Published online by Cambridge University Press: 05 June 2012
The questions in this book are based on real questions from reviews, e-mail exchanges, and question-and-answer sessions following presentations. I have edited the questions for readability, coherence, and context while trying to keep their flavor.
BRACKETING PRESUPPOSITIONS
Q: You have referred throughout this book to the “bracketing of presuppositions.” Can you elaborate on what a presupposition is?
A: Chris Heavey and I described presuppositions this way:
A presupposition is a preconception, something that is taken for granted. It is a notion about the world that is so fundamental that it exists prior to critical examination. It is something accepted without controversy as being true, something that shapes perception, behavior, and affect without the fact of that shaping being noticed or recognized.
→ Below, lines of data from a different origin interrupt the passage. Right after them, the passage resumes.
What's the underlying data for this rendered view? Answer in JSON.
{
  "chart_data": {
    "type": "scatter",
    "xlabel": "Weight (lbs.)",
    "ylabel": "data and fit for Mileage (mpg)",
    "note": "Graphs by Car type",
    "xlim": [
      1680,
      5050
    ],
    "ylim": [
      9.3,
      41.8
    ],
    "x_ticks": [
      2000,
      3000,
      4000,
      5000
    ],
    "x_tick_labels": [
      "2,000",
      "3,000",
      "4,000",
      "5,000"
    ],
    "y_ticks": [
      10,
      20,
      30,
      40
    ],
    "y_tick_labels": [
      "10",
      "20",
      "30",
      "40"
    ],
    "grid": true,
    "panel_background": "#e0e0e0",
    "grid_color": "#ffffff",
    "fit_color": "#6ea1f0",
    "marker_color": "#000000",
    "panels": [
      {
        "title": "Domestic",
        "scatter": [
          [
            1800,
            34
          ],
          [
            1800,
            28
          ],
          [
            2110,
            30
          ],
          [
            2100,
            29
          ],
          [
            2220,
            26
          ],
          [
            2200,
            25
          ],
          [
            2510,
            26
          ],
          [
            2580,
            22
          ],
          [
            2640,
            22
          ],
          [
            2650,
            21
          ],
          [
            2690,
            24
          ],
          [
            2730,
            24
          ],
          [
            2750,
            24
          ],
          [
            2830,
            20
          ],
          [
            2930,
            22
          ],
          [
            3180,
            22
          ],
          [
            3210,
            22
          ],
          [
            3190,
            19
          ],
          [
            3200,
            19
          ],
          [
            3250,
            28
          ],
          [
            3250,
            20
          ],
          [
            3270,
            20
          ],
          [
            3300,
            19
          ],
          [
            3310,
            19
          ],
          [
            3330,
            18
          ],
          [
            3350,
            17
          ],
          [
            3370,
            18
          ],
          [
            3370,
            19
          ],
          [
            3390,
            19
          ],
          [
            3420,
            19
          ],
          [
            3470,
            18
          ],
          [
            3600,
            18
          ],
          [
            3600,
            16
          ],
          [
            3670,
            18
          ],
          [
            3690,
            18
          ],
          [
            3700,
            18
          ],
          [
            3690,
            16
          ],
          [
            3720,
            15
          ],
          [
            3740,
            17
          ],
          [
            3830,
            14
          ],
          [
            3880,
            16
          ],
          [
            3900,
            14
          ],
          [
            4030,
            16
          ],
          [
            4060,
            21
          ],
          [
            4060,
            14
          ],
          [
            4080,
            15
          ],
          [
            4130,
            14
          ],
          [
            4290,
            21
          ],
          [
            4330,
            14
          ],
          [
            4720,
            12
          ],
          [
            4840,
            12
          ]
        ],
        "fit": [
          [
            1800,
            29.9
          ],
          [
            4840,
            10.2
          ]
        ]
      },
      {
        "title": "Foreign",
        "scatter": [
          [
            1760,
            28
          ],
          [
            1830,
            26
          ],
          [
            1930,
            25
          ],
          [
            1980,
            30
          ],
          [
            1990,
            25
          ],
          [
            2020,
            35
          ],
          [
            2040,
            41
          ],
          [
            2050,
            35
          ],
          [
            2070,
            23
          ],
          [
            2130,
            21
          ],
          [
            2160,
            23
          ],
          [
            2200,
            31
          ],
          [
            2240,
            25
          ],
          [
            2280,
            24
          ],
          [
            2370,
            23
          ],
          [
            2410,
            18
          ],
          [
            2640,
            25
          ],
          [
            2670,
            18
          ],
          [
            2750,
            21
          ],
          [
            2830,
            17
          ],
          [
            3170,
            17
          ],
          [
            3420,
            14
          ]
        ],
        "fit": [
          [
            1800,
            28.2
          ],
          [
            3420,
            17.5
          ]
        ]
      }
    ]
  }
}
It is an unquestioned manner of relating to the world that chooses what is seen and what is not seen, what is experienced and how it is experienced, so invisibly that what is seen and experienced seems to be the world itself, not aspects of the world selected, shaped, and distorted by the presuppositional process.
(Hurlburt & Heavey, 2006, p. 151)Presuppositions cause you to turn away from evidence that might change your mind, cause you to assume that your currently used methods and procedures are adequate (if not downright virtuous). Presuppositions arise from (and at the same time create) a personally advantageous and self-sustaining mix of prideful, professional, social, economic, and other influences.